Hewlett-Packard says it's willing to make public all of the previously sealed information from its June 14 lawsuit against Oracle, in which HP accused its former partner of breaching agreements to continue developing software for HP's Itanium-based server line.
In a Thursday court filing, a copy of which HP sent to CRN, HP denied Oracle's assertion that HP is trying to hide certain details of last month's lawsuit and said it's "more than willing" to reveal the redacted portions of its complaint. "There is not a single word in HP's complaint that HP is not willing -- indeed eager -- to make public," HP said in the filing.
HP's filing came in response to Oracle's June 29 filing, in which Oracle asked the court to reject HP's earlier request to seal certain documents and preserve the redacted versions of other documents.

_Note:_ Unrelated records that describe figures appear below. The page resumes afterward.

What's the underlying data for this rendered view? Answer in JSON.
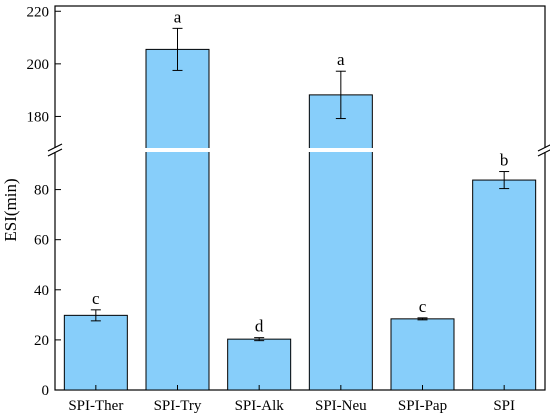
{
  "chart_data": {
    "type": "bar",
    "title": "",
    "ylabel": "ESI(min)",
    "xlabel": "",
    "categories": [
      "SPI-Ther",
      "SPI-Try",
      "SPI-Alk",
      "SPI-Neu",
      "SPI-Pap",
      "SPI"
    ],
    "values": [
      29.8,
      205.5,
      20.3,
      188.2,
      28.4,
      83.8
    ],
    "errors": [
      2.2,
      8.0,
      0.6,
      9.0,
      0.4,
      3.4
    ],
    "significance": [
      "c",
      "a",
      "d",
      "a",
      "c",
      "b"
    ],
    "bar_color": "#87cefa",
    "broken_axis": true,
    "ylim_lower": [
      0,
      95
    ],
    "ylim_upper": [
      168,
      222
    ],
    "yticks_lower": [
      0,
      20,
      40,
      60,
      80
    ],
    "yticks_upper": [
      180,
      200,
      220
    ],
    "grid": false
  }
}
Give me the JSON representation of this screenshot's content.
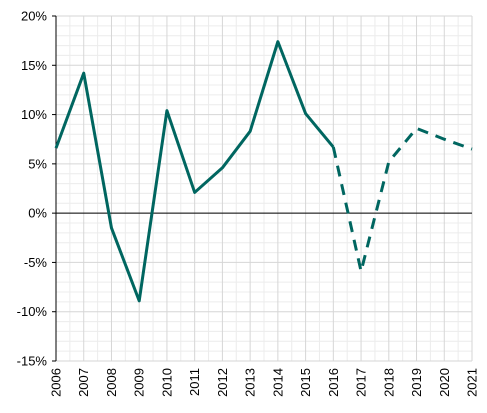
{
  "chart_data": {
    "type": "line",
    "title": "",
    "xlabel": "",
    "ylabel": "",
    "x": [
      "2006",
      "2007",
      "2008",
      "2009",
      "2010",
      "2011",
      "2012",
      "2013",
      "2014",
      "2015",
      "2016",
      "2017",
      "2018",
      "2019",
      "2020",
      "2021"
    ],
    "ylim": [
      -15,
      20
    ],
    "yticks": [
      -15,
      -10,
      -5,
      0,
      5,
      10,
      15,
      20
    ],
    "ytick_labels": [
      "-15%",
      "-10%",
      "-5%",
      "0%",
      "5%",
      "10%",
      "15%",
      "20%"
    ],
    "grid": true,
    "legend": "none",
    "color": "#006660",
    "series": [
      {
        "style": "solid",
        "x": [
          "2006",
          "2007",
          "2008",
          "2009",
          "2010",
          "2011",
          "2012",
          "2013",
          "2014",
          "2015",
          "2016"
        ],
        "values": [
          6.6,
          14.2,
          -1.5,
          -8.9,
          10.4,
          2.1,
          4.6,
          8.3,
          17.4,
          10.1,
          6.7
        ]
      },
      {
        "style": "dashed",
        "x": [
          "2016",
          "2017",
          "2018",
          "2019",
          "2020",
          "2021"
        ],
        "values": [
          6.7,
          -5.9,
          5.2,
          8.6,
          7.5,
          6.5
        ]
      }
    ]
  }
}
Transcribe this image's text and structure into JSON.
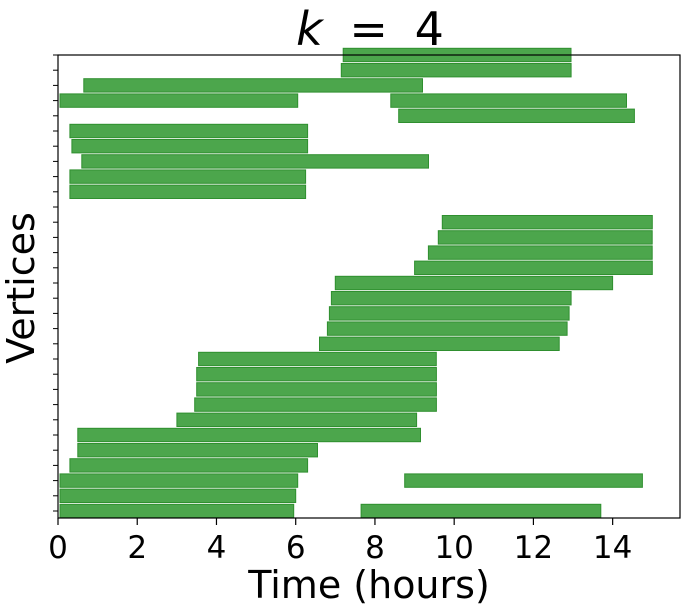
{
  "chart_data": {
    "type": "bar",
    "orientation": "horizontal-intervals",
    "title": "k = 4",
    "title_math": {
      "variable": "k",
      "operator": "=",
      "value": "4"
    },
    "xlabel": "Time (hours)",
    "ylabel": "Vertices",
    "xlim": [
      0,
      15.7
    ],
    "xticks": [
      0,
      2,
      4,
      6,
      8,
      10,
      12,
      14
    ],
    "ylim": [
      -0.5,
      29.5
    ],
    "y_tick_labels_shown": false,
    "grid": false,
    "legend": "none",
    "bar_color": "#4ca64c",
    "bar_edge_color": "#2f8f2f",
    "series": [
      {
        "intervals": [
          {
            "vertex": 0,
            "start": 0.05,
            "end": 5.95
          },
          {
            "vertex": 0,
            "start": 7.65,
            "end": 13.7
          },
          {
            "vertex": 1,
            "start": 0.05,
            "end": 6.0
          },
          {
            "vertex": 2,
            "start": 0.05,
            "end": 6.05
          },
          {
            "vertex": 2,
            "start": 8.75,
            "end": 14.75
          },
          {
            "vertex": 3,
            "start": 0.3,
            "end": 6.3
          },
          {
            "vertex": 4,
            "start": 0.5,
            "end": 6.55
          },
          {
            "vertex": 5,
            "start": 0.5,
            "end": 9.15
          },
          {
            "vertex": 6,
            "start": 3.0,
            "end": 9.05
          },
          {
            "vertex": 7,
            "start": 3.45,
            "end": 9.55
          },
          {
            "vertex": 8,
            "start": 3.5,
            "end": 9.55
          },
          {
            "vertex": 9,
            "start": 3.5,
            "end": 9.55
          },
          {
            "vertex": 10,
            "start": 3.55,
            "end": 9.55
          },
          {
            "vertex": 11,
            "start": 6.6,
            "end": 12.65
          },
          {
            "vertex": 12,
            "start": 6.8,
            "end": 12.85
          },
          {
            "vertex": 13,
            "start": 6.85,
            "end": 12.9
          },
          {
            "vertex": 14,
            "start": 6.9,
            "end": 12.95
          },
          {
            "vertex": 15,
            "start": 7.0,
            "end": 14.0
          },
          {
            "vertex": 16,
            "start": 9.0,
            "end": 15.0
          },
          {
            "vertex": 17,
            "start": 9.35,
            "end": 15.0
          },
          {
            "vertex": 18,
            "start": 9.6,
            "end": 15.0
          },
          {
            "vertex": 19,
            "start": 9.7,
            "end": 15.0
          },
          {
            "vertex": 21,
            "start": 0.3,
            "end": 6.25
          },
          {
            "vertex": 22,
            "start": 0.3,
            "end": 6.25
          },
          {
            "vertex": 23,
            "start": 0.6,
            "end": 9.35
          },
          {
            "vertex": 24,
            "start": 0.35,
            "end": 6.3
          },
          {
            "vertex": 25,
            "start": 0.3,
            "end": 6.3
          },
          {
            "vertex": 26,
            "start": 8.6,
            "end": 14.55
          },
          {
            "vertex": 27,
            "start": 8.4,
            "end": 14.35
          },
          {
            "vertex": 27,
            "start": 0.05,
            "end": 6.05
          },
          {
            "vertex": 28,
            "start": 0.65,
            "end": 9.2
          },
          {
            "vertex": 29,
            "start": 7.15,
            "end": 12.95
          },
          {
            "vertex": 30,
            "start": 7.2,
            "end": 12.95
          }
        ]
      }
    ]
  }
}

Both HP and Oracle admit that the redactions in HP's June 14 lawsuit pertain to the confidential settlement agreement that HP and former CEO and president Mark Hurd signed in September. Under that agreement, HP dropped the lawsuit it filed against Hurd after he joined Oracle as co-president, while Hurd gave up the roughly $30 million in stock options he received in August in his HP severance package.
However, Oracle is still pressing HP to reveal the full details of its agreement with Hurd.
"In a legal filing today, HP said it is more than willing to make its complaint against Oracle public. But HP is not willing to make public the settlement agreement upon which the complaint is based. Oracle is not interested in withholding anything from the public. The complaint and the settlement agreement should be fully disclosed immediately," Oracle said Thursday in an emailed statement that was not attributed to a specific executive.
HP claims that the only reason it sought to conceal part of its June 14 lawsuit is that its settlement agreement with Hurd contains a provision that prevents the disclosure of its terms for any purpose.
"Therefore, of necessity, HP filed the motion to seal the public version of the complaint. In light of the great importance that Oracle and Hurd have previously placed on maintaining absolute confidentiality with respect to the Settlement Agreement, HP is surprised that Oracle's position is that HP should have done otherwise," HP wrote in its Thursday filing.
Both HP and Oracle declined to further comment on the Thursday filing.